Collins was at the rally, but said he couldn’t speak on the advice of an attorney. He is scheduled to have his case heard by the Equal Employment Opportunity Commission next week.
“Students hope to raise awareness first of all what happened to Collins,’’ said Sandra Garnica, one of the organizers of the event. “We’re also trying to correlate that this just isn’t an isolated event. This is a long history.”
At the protest, students charged that there have been seven major racial events on campus.
They included a “Beer Olympics” party held by white students with racist costumes; two Asian-American women harassed by egging and racial slurs; and a racially offensive article on affirmative action was published.

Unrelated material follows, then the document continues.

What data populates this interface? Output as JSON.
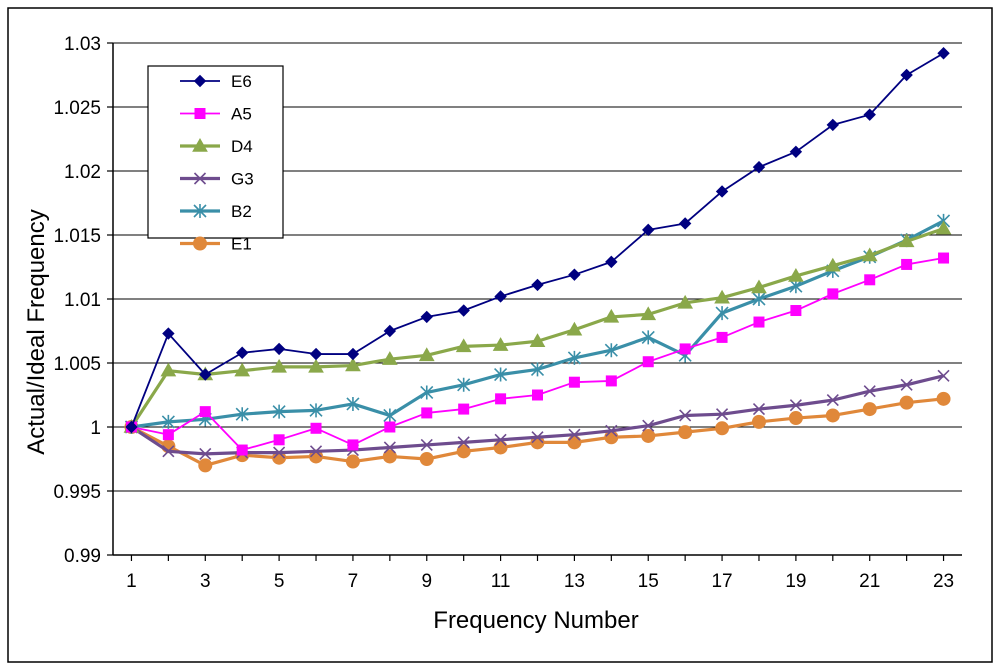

Garnica said a main reason, though, was what occurred to Collins. On Dec. 5, Collins walked into his office and “found his black bear lynched right next to his desk,” said Garnica.“This was the tipping point for Michael as he has been dealing with racism all the five years he has been working at Northwestern.”
She said students didn’t hear about the incident until January, because Collins, unsuccessfully tried to take his concerns through “channels.”
Garnica said sponsoring groups included For Members Only, a black alliance group on campus; Alianza, the university’s Latino-Hispanic group; an Asian-American organization and students just walking out of classes.
“I heard there were just random students walking out, and that’s just great,’’ she said.
Asked about student concerns Thursday, Alan Cubbage, a spokesman for the university, said that the university has conducted “a very thorough” investigation of the Collins case.
Because the matter is a regarded as an internal personnel issue, he said the university couldn’t release details at this time of the investigation’s findings.
“I think it’s accurate to say Northwestern does truly strive to be a place that is welcoming and inclusive and a diverse community,” Cubbage said. It’s a goal toward which “I think we’ve made strides and going to continue to make strides.”
Sergio Alvarez, with Hispanic Northwestern Alliance, said the group feels “the need to support the members of our community, whether they’re workers, students, it doesn’t matter. It was a very malicious act and as students we will not stand for it.”
Another marcher, Tracey Gibson-Jackson, who works in the student activities office, said she has had a good experience in her job.
On the other hand, “You never want to hear anyone being discriminated against in the work place, a place you come to every day. So I’m just hoping the university will have a really good response, looking into everything, and justice will prevail.”
About the diverse turnout, she said, “This is what community is. This is what you’re supposed to be. When one person in your community is disrupted it should affect all of us. That’s why we’re here.”
Meanwhile, Garnica said the groups behind the march hope to hold internal talks within the Northwestern community on the issues, and “also continue the dialog outside.”